Egan Food Technologies


Featured Product

SlabForm DUO


Egan Food Technologies has made an assortment of automation upgrades to the SlabForm DUO, designed for smaller bakeries and snack bar manufacturers, with a two-lane system that slits wide slabs of bar material at the outset rather than later in the process, Micelli says. “Then it’s a matter of guillotine-cutting it into the length you want, and it’s done,” he says. In addition, it’s a compact machine, about 10 feet long, and costs under $100,000.

Egan has added a module to the SlabForm DUO to create bite-sized products, about one-inch square, which Micelli says have been a challenge for smaller manufacturers to achieve from an economic standpoint. ”What it actually does is add a slitting option, to slit these into little cubes,” he says. “Even on the small machine, it allows you to produce 500 to 600 bites per month.”

Other new add-ons include a pre-feeder, slitter/spreader, retract conveyor, and cooling capabilities.

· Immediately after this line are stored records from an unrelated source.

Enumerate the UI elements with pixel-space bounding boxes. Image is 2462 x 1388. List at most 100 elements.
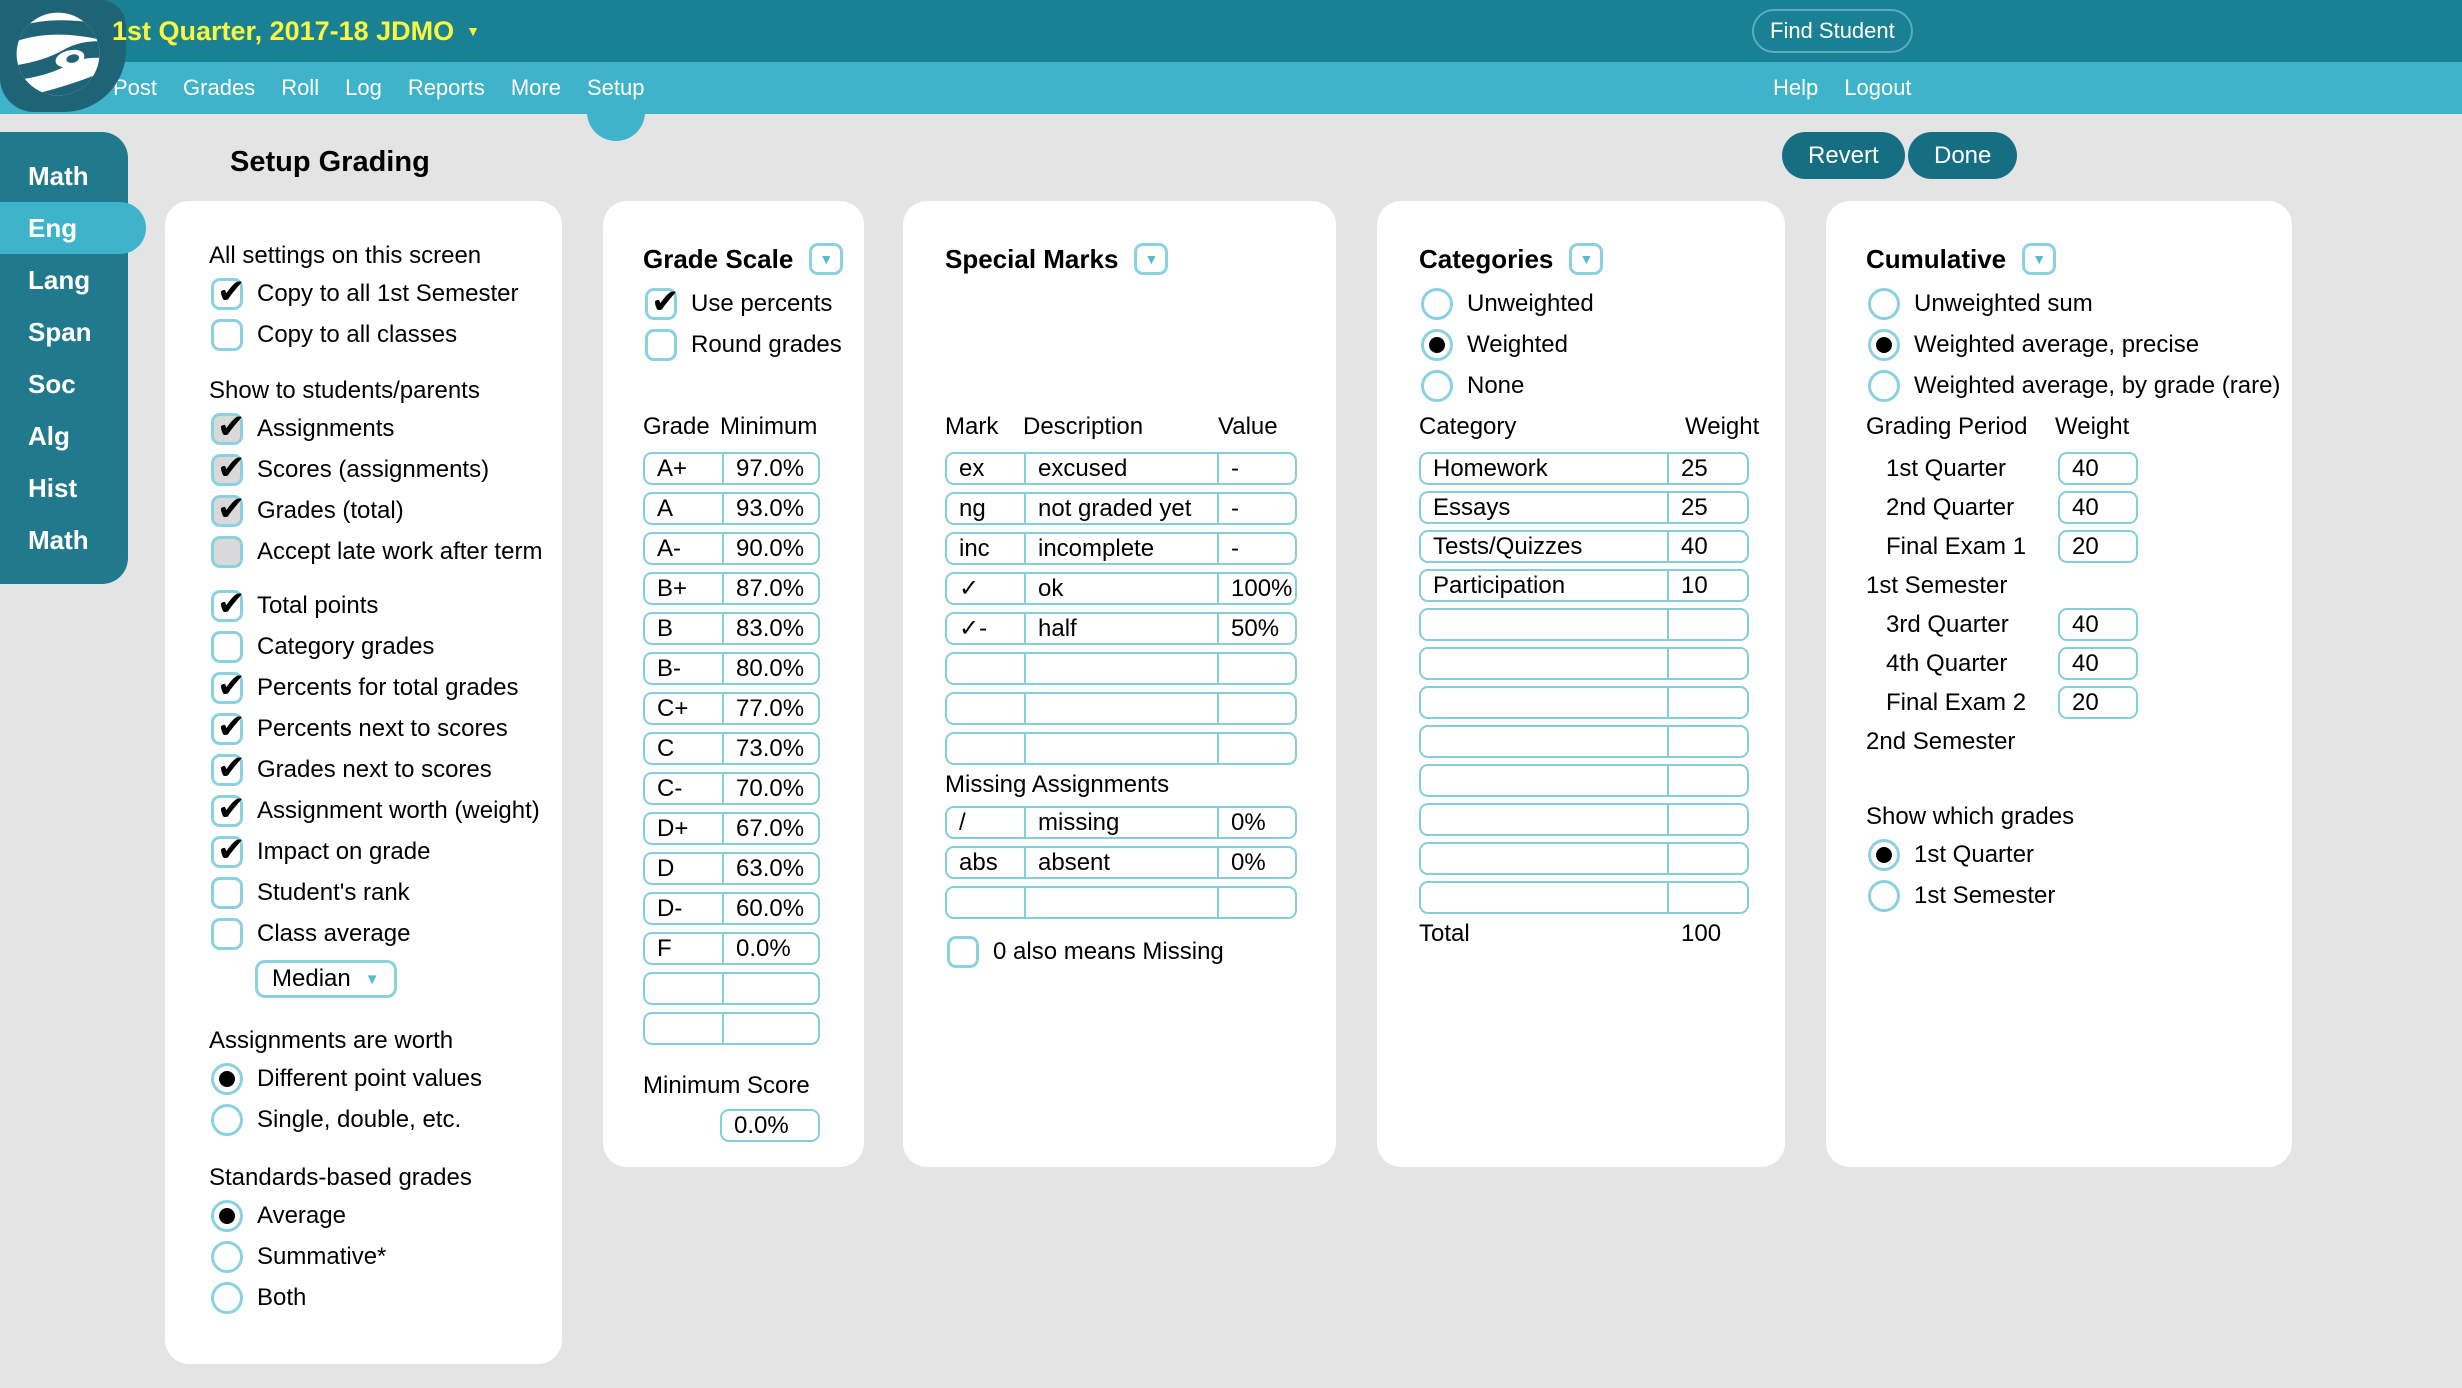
special-marks-menu-button[interactable]: ▼ [1134,243,1168,275]
checkbox-grades-next-to-scores[interactable] [211,754,243,786]
period-weight-input[interactable]: 40 [2058,608,2138,641]
mark-cell[interactable] [947,734,1024,763]
weight-cell[interactable] [1667,805,1747,834]
radio-different-point-values[interactable] [211,1063,243,1095]
checkbox-student-s-rank[interactable] [211,877,243,909]
weight-cell[interactable]: 25 [1667,493,1747,522]
sidebar-item-soc[interactable]: Soc [0,358,128,410]
grade-cell[interactable]: A [645,494,722,523]
weight-cell[interactable] [1667,610,1747,639]
class-selector[interactable]: 1st Quarter, 2017-18 JDMO ▼ [112,0,480,62]
description-cell[interactable]: missing [1024,808,1217,837]
categories-menu-button[interactable]: ▼ [1569,243,1603,275]
checkbox-impact-on-grade[interactable] [211,836,243,868]
minimum-score-input[interactable]: 0.0% [720,1109,820,1142]
sidebar-item-math[interactable]: Math [0,514,128,566]
value-cell[interactable] [1217,694,1295,723]
mark-cell[interactable]: / [947,808,1024,837]
category-cell[interactable] [1421,883,1667,912]
category-cell[interactable]: Homework [1421,454,1667,483]
minimum-cell[interactable]: 97.0% [722,454,818,483]
minimum-cell[interactable] [722,1014,818,1043]
grade-cell[interactable]: A- [645,534,722,563]
weight-cell[interactable] [1667,766,1747,795]
grade-cell[interactable]: F [645,934,722,963]
mark-cell[interactable]: ✓- [947,614,1024,643]
grade-cell[interactable]: A+ [645,454,722,483]
grade-cell[interactable]: B+ [645,574,722,603]
mark-cell[interactable] [947,888,1024,917]
checkbox-assignments[interactable] [211,413,243,445]
value-cell[interactable]: 0% [1217,808,1295,837]
minimum-cell[interactable]: 80.0% [722,654,818,683]
weight-cell[interactable] [1667,844,1747,873]
minimum-cell[interactable] [722,974,818,1003]
mark-cell[interactable] [947,654,1024,683]
minimum-cell[interactable]: 63.0% [722,854,818,883]
description-cell[interactable]: half [1024,614,1217,643]
nav-item-setup[interactable]: Setup [574,62,658,114]
category-cell[interactable] [1421,610,1667,639]
checkbox-category-grades[interactable] [211,631,243,663]
minimum-cell[interactable]: 77.0% [722,694,818,723]
value-cell[interactable] [1217,888,1295,917]
grade-cell[interactable]: C [645,734,722,763]
value-cell[interactable] [1217,734,1295,763]
radio-summative[interactable] [211,1241,243,1273]
description-cell[interactable] [1024,734,1217,763]
nav-item-more[interactable]: More [498,62,574,114]
radio-1st-quarter[interactable] [1868,839,1900,871]
description-cell[interactable]: excused [1024,454,1217,483]
description-cell[interactable] [1024,694,1217,723]
period-weight-input[interactable]: 20 [2058,686,2138,719]
category-cell[interactable]: Participation [1421,571,1667,600]
radio-weighted-average-by-grade-rare[interactable] [1868,370,1900,402]
category-cell[interactable] [1421,766,1667,795]
description-cell[interactable] [1024,888,1217,917]
sidebar-item-span[interactable]: Span [0,306,128,358]
checkbox-round-grades[interactable] [645,329,677,361]
checkbox-assignment-worth-weight[interactable] [211,795,243,827]
sidebar-item-hist[interactable]: Hist [0,462,128,514]
category-cell[interactable] [1421,844,1667,873]
checkbox-copy-to-all-1st-semester[interactable] [211,278,243,310]
minimum-cell[interactable]: 83.0% [722,614,818,643]
grade-cell[interactable]: C+ [645,694,722,723]
value-cell[interactable] [1217,654,1295,683]
mark-cell[interactable]: ✓ [947,574,1024,603]
grade-cell[interactable] [645,974,722,1003]
radio-average[interactable] [211,1200,243,1232]
weight-cell[interactable] [1667,688,1747,717]
radio-unweighted[interactable] [1421,288,1453,320]
value-cell[interactable]: - [1217,494,1295,523]
median-dropdown[interactable]: Median▼ [255,960,397,998]
weight-cell[interactable] [1667,649,1747,678]
checkbox-grades-total[interactable] [211,495,243,527]
sidebar-item-alg[interactable]: Alg [0,410,128,462]
checkbox-class-average[interactable] [211,918,243,950]
checkbox-0-also-means-missing[interactable] [947,936,979,968]
minimum-cell[interactable]: 93.0% [722,494,818,523]
minimum-cell[interactable]: 73.0% [722,734,818,763]
value-cell[interactable]: 100% [1217,574,1295,603]
minimum-cell[interactable]: 67.0% [722,814,818,843]
weight-cell[interactable] [1667,883,1747,912]
minimum-cell[interactable]: 90.0% [722,534,818,563]
checkbox-total-points[interactable] [211,590,243,622]
mark-cell[interactable]: ng [947,494,1024,523]
period-weight-input[interactable]: 40 [2058,452,2138,485]
grade-cell[interactable]: B- [645,654,722,683]
value-cell[interactable]: 0% [1217,848,1295,877]
sidebar-item-math[interactable]: Math [0,150,128,202]
checkbox-percents-next-to-scores[interactable] [211,713,243,745]
nav-item-log[interactable]: Log [332,62,395,114]
nav-item-logout[interactable]: Logout [1831,62,1924,114]
period-weight-input[interactable]: 20 [2058,530,2138,563]
value-cell[interactable]: 50% [1217,614,1295,643]
sidebar-item-eng[interactable]: Eng [0,202,146,254]
nav-item-help[interactable]: Help [1760,62,1831,114]
category-cell[interactable]: Essays [1421,493,1667,522]
value-cell[interactable]: - [1217,454,1295,483]
grade-cell[interactable]: B [645,614,722,643]
period-weight-input[interactable]: 40 [2058,647,2138,680]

In addition, during the first quarter of 2023, Egan will add an option to combine an extruder onto the line, allowing it to be multi-function, Micelli notes.


Vemag Portioner

 Company

 Reiser


 Featured Product

 Vemag Portioner


Another new product exhibited at IBIE is the Vemag Portioner from Reiser engineering, which adds a new cutting device to the Vemag multi-lane bar extruder. The scalable device can be made with varying widths of extruder and cutter, meaning that four, eight or 10 lanes and more all can be accommodated depending on production requirements. The portioner produces high volume and bars that are identical in length, with clean, even edges, the company says.

Available in a variety of models and hopper capacities, the Vemag Portioner features a positive displacement double-screw pump to provide the high accuracy, Reiser says, while gently transporting product to avoid smearing or crushing particulates that are both large and delicate.